Automated Classification of Genetic Mutations in Cancer using Machine Learning
DOI:
https://doi.org/10.3126/sra.v1i1.60140Keywords:
Cancer Cell Line Encyclopedia, Chromatography-mass spectrometry, Genomic, preclinical models, drug sensitivityAbstract
Efforts to decipher the genomic data of cancer and its implications for treatment face challenges. Robust preclinical models reflecting human cancer's genomic diversity, along with comprehensive genetic and pharmacological annotations, can greatly aid in this endeavor. Large collections of cancer cell lines effectively capture the genomic diversity and provide valuable insights into the response to anti-cancer drugs.
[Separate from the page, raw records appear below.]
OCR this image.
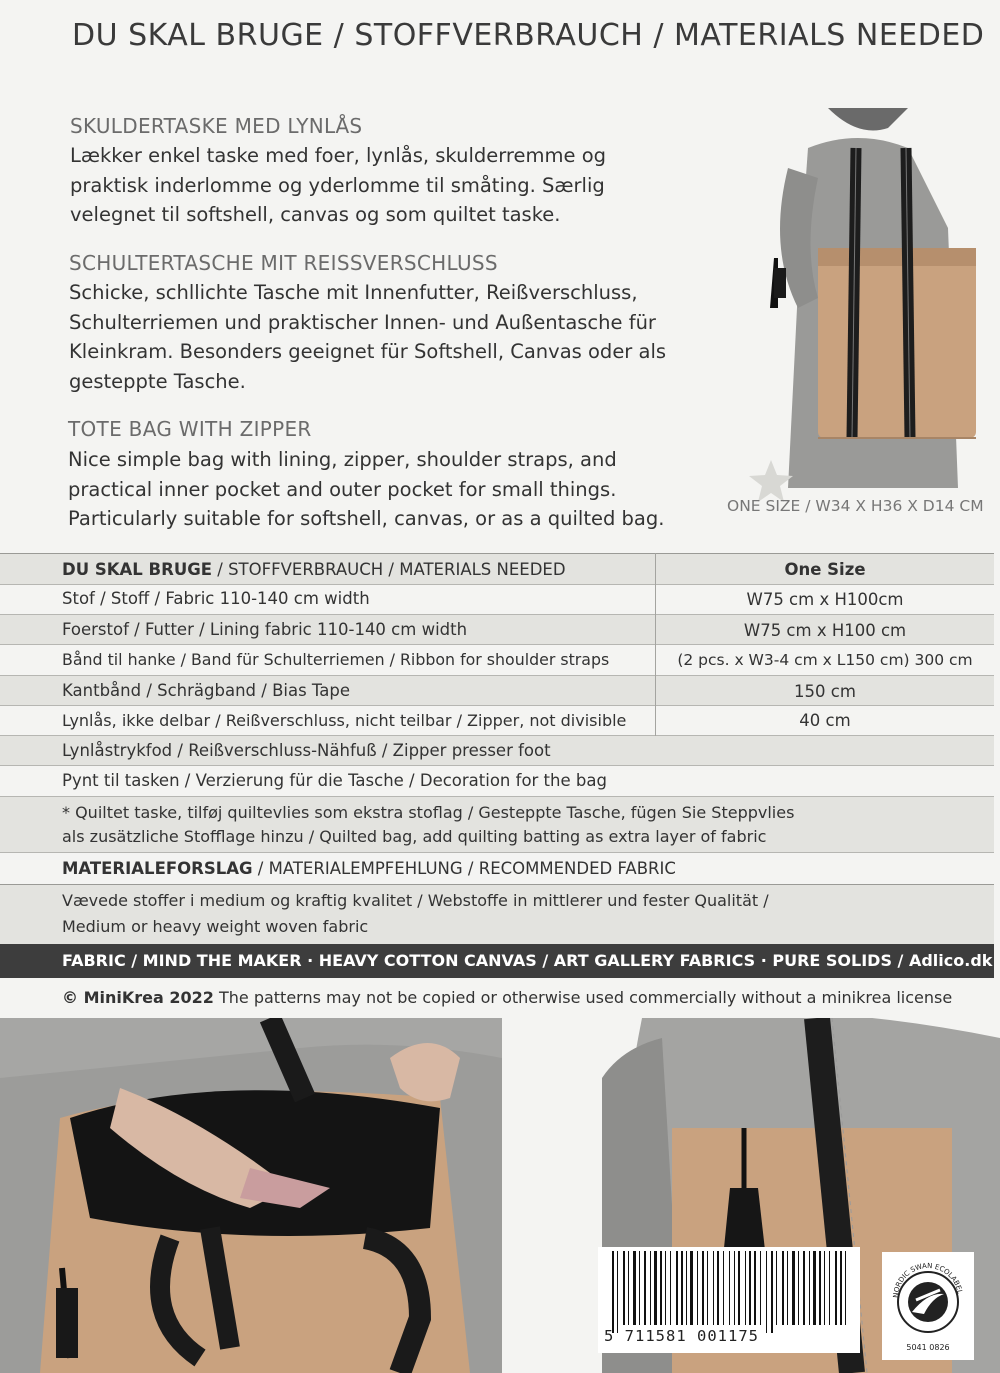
DU SKAL BRUGE / STOFFVERBRAUCH / MATERIALS NEEDED
SKULDERTASKE MED LYNLÅS
Lækker enkel taske med foer, lynlås, skulderremme og
praktisk inderlomme og yderlomme til småting. Særlig
velegnet til softshell, canvas og som quiltet taske.
SCHULTERTASCHE MIT REISSVERSCHLUSS
Schicke, schllichte Tasche mit Innenfutter, Reißverschluss,
Schulterriemen und praktischer Innen- und Außentasche für
Kleinkram. Besonders geeignet für Softshell, Canvas oder als
gesteppte Tasche.
TOTE BAG WITH ZIPPER
Nice simple bag with lining, zipper, shoulder straps, and
practical inner pocket and outer pocket for small things.
Particularly suitable for softshell, canvas, or as a quilted bag.
ONE SIZE / W34 X H36 X D14 CM
DU SKAL BRUGE / STOFFVERBRAUCH / MATERIALS NEEDED	One Size
Stof / Stoff / Fabric 110-140 cm width	W75 cm x H100cm
Foerstof / Futter / Lining fabric 110-140 cm width	W75 cm x H100 cm
Bånd til hanke / Band für Schulterriemen / Ribbon for shoulder straps	(2 pcs. x W3-4 cm x L150 cm) 300 cm
Kantbånd / Schrägband / Bias Tape	150 cm
Lynlås, ikke delbar / Reißverschluss, nicht teilbar / Zipper, not divisible	40 cm
Lynlåstrykfod / Reißverschluss-Nähfuß / Zipper presser foot
Pynt til tasken / Verzierung für die Tasche / Decoration for the bag
* Quiltet taske, tilføj quiltevlies som ekstra stoflag / Gesteppte Tasche, fügen Sie Steppvlies
als zusätzliche Stofflage hinzu / Quilted bag, add quilting batting as extra layer of fabric
MATERIALEFORSLAG / MATERIALEMPFEHLUNG / RECOMMENDED FABRIC
Vævede stoffer i medium og kraftig kvalitet / Webstoffe in mittlerer und fester Qualität /
Medium or heavy weight woven fabric
FABRIC / MIND THE MAKER · HEAVY COTTON CANVAS / ART GALLERY FABRICS · PURE SOLIDS / Adlico.dk
© MiniKrea 2022 The patterns may not be copied or otherwise used commercially without a minikrea license
5 711581 001175
NORDIC SWAN ECOLABEL
5041 0826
In this study, we demonstrate significant agreement and biological consistency between drug sensitivity measurements and their corresponding genomic predictors from two publicly available pharmacogenomics databases: The Cancer Cell Line Encyclopedia and the Genomics of Drug Sensitivity in Cancer. Despite ongoing efforts to identify cancer-related metabolic changes that may reveal vulnerabilities to targeted drugs, systematic evaluations of metabolism in relation to functional genomics features and associated dependencies are still uncommon. To gain further insights into the metabolic diversity of cancer, we analyzed 225 metabolites in 928 cell lines representing over 20 cancer types using liquid chromatography-mass spectrometry (LC-MS) in the Cancer Cell Line Encyclopedia (CCLE). The analysis revealed missing data for various features, with certain percentages exceeding 40%, leading to the removal of 12 features according to standard procedures. Further analysis revealed 25 unique chromosomes and 4 unique Variant_Types in the dataset. Model performance assessment showed an accuracy score of 96% using a logistic regression model.